The beating of Kelly Thomas was captured by a security camera at a transit parking lot in the city of Fullerton and the broadcast video horrified the nation. Thomas repeatedly says he is sorry and tries to cooperate with the officers’ instructions. They find his actions a tad impudent and resistant. After putting Latex gloves on, one officer leans over, makes a fist next to Thomas’ face and says, “Now see these fists? They’re going to fuck you up.”
And they do. The more physical the officers get, the more he resists. Thomas starts to scream, complains he can’t breathe and begs them to stop.
They do not. He gets tasered repeatedly and beaten with a flashlight, all the while crying out for his dad. The police, who repeatedly remark on the strength of the scrawny 37-year-old man, speculate that he is on drugs. They have him cuffed by the video’s 7-minute mark and he’s quiet two minutes later. At the 10:30 mark, an officer describes smashing Thomas’ “face to hell” with the taser. At the 12-minute mark someone suggests they “see if he’s breathing or not.”
He is, but not for long. The rest of the 19-minute video is the paramedics wrapping him up for transport to the ER. Thomas never regained consciousness and died five days later.
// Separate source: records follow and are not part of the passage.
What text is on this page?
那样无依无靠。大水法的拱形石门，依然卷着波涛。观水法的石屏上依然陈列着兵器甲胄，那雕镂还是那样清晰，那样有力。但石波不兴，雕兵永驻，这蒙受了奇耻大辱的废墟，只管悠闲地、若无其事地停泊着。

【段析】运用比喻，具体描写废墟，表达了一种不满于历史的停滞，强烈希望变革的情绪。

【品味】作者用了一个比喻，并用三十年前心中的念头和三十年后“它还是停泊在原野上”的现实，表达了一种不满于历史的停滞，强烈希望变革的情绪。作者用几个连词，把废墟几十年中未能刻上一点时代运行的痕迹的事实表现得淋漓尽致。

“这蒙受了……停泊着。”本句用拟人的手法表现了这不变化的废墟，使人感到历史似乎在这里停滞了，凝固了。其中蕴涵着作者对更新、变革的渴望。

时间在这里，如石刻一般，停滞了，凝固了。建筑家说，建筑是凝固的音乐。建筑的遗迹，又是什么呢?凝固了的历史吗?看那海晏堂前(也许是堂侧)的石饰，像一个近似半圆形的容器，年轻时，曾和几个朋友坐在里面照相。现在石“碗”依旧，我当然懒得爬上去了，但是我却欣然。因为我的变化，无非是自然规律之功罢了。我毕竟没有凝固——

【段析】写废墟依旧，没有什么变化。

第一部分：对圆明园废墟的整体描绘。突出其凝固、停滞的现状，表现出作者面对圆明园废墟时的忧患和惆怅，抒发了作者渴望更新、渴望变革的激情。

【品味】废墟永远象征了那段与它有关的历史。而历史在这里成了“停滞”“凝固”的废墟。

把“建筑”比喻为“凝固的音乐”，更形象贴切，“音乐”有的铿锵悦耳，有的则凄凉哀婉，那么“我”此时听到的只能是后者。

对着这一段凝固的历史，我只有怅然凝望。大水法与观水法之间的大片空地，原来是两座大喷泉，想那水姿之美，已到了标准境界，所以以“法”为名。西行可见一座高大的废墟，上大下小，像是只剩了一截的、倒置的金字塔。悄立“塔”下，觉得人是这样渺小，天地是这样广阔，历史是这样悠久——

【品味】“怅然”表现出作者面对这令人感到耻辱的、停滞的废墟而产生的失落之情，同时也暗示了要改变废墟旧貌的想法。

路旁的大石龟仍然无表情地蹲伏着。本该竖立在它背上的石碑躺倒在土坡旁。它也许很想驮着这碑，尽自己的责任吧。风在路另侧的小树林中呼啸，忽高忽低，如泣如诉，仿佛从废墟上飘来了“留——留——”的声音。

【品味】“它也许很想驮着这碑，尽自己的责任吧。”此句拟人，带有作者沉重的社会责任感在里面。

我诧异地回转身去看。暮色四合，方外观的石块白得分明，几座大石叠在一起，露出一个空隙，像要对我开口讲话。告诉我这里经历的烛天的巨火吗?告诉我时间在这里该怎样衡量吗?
Officer Manuel Ramos was charged with second-degree murder and involuntary manslaughter. Corporal Jay Cicinelli was charged with involuntary manslaughter and excessive force. The jury took a day to acquit them of all charges. A third officer, Joseph Wolfe, was charged separately with manslaughter and excessive force, but the authorities said charges would now be dropped against him.
A trauma surgeon testified at the trial that Thomas died from continuous chest compression that caused breathing problems and the coroner agreed. Aruna Singhania, a pathologist, said Thomas also had seven external lacerations and abrasions on his face, a fractured nose, an upper lip injury and a hemorrhaged eye.
An attorney for Officer Cicinelli argued that Thomas died from an enlarged heart caused by drug use. Singhania disagreed. She noted Thomas had no needle marks on his body and said, “He died with an enlarged heart, he did not die of the enlarged heart.”